La mouette

“Tu n’as jamais eu peur de mourir, non, tu as peur de Vivre. Tu as peur d’aimer. Tu as peur de prendre le risque mais je suis là, je ne partirai pas!” lui-assena t-elle. Henry laissa la vérité de ces mots flotter au-dessus de lui, l’envahir. Il brisa le silence en un filet de voix “Avant toi Rose, personne n’a jamais valu la peine que je prenne le risque.
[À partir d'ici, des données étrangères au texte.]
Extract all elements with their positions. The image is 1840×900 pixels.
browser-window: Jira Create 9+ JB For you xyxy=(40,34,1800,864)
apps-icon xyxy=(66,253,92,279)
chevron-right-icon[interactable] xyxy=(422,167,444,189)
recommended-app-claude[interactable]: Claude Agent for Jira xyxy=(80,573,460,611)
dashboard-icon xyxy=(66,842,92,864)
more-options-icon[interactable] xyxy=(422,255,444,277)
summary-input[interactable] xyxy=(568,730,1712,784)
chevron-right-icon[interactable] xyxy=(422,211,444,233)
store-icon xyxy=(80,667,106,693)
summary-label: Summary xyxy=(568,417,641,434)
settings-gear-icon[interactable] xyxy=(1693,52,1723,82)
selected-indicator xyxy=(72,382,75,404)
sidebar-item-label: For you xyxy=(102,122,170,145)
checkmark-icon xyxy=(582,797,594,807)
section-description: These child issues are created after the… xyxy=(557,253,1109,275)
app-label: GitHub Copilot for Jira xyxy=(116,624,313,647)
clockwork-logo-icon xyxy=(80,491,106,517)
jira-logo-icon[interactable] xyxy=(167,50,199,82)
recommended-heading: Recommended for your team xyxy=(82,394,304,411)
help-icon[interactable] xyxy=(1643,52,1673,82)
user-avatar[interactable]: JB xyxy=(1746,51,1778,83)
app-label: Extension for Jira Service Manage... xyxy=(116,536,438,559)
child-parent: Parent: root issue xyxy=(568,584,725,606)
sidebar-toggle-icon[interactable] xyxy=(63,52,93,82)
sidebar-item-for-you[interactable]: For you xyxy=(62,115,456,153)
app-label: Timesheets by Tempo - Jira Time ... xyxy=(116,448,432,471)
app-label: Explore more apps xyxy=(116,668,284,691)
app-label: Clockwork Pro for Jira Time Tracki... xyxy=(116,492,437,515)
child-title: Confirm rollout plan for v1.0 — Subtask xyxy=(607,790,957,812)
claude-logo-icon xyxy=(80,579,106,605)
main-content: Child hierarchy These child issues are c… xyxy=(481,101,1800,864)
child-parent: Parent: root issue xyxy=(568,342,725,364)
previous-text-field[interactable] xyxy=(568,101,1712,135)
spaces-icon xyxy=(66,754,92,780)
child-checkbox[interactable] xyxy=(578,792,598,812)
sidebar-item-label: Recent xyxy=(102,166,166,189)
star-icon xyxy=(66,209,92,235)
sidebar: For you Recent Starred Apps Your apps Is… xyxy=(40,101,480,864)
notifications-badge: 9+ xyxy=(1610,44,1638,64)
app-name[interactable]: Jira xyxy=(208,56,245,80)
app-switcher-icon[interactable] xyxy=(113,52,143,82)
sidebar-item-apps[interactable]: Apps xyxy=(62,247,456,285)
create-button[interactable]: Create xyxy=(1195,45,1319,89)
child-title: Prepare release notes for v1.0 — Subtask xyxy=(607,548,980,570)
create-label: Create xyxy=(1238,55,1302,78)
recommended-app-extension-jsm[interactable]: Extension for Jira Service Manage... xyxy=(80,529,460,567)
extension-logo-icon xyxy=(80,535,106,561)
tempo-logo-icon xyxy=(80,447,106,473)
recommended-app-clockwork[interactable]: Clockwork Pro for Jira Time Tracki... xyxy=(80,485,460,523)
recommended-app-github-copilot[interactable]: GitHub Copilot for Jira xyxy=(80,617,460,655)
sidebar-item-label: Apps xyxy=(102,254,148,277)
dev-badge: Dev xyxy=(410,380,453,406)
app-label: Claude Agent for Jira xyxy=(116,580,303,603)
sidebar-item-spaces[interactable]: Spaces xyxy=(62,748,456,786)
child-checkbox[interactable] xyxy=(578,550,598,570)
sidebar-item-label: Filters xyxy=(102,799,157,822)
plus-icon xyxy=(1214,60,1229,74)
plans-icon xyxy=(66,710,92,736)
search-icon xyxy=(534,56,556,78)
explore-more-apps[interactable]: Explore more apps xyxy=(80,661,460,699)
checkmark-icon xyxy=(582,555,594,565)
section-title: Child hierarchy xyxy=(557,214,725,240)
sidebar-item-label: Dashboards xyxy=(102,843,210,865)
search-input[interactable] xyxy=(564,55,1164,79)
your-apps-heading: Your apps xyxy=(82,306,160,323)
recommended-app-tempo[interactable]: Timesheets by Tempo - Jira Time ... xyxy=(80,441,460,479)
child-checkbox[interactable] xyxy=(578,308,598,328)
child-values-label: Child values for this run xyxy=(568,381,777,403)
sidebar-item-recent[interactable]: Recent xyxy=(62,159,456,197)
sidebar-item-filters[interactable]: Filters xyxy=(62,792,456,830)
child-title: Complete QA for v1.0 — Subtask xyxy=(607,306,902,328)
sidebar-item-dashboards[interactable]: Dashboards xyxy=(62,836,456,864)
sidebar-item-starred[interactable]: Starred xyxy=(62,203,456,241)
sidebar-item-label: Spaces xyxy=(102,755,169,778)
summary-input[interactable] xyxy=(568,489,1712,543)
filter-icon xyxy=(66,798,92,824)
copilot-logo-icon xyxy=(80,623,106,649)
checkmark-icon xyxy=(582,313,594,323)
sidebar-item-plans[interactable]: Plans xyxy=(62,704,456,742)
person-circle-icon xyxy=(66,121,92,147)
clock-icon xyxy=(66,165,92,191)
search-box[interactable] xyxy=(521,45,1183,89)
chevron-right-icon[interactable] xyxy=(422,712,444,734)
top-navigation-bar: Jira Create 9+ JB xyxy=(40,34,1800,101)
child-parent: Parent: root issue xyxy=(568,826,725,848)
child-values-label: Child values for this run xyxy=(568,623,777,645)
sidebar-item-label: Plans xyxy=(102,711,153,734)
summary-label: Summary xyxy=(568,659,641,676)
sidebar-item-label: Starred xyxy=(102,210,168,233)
J’ai vécu reclus parce que je savais que le jour où je laisserais quelqu’un entrer, cela serait pour l’éternité, comprends-tu?” Elle ne lui laissa pas finir sa phrase, attrapa sa frêle main qui tremblait, essuya l’unique larme qui coulait déjà et murmura “Oh Henry...” Le lendemain, ils allèrent admirer l’océan, les pieds ancrés dans le sable mouillé par les fines vaguelettes. Les mouettes volaient au-dessus d’eux. “Henry, quand je serais partie, observe ces mouettes rieuses, je serais là mon amour.” “Je te le promets” répondit-il.

Un merle noir chante. Le vieil homme écoute, siffle en réponse, l’oiseau s’envole et rejoint ses semblables, libre dans l’infini du ciel. Le soleil se couche déjà, le froid hivernal exerce sa douce morsure sur la peau fripée du vieillard. Pensif, il écoute les bruits de la nature sauvage qu’il aime tant. Au loin, une tourterelle prend son envol puis se pose sur une des cheminées surgissant des toits sombres fabriqués grâce aux ardoises des carrières à quelques kilomètres de là.
Le vieux marin ferme ses yeux et se souvient. Les souvenirs lui reviennent en flash : le roulis du bateau, les kilomètres à vélo, les hortensias, la douceur de sa voix, ses yeux pétillants, son rire ravissant. Tout ici lui rappelle sa douce Rose...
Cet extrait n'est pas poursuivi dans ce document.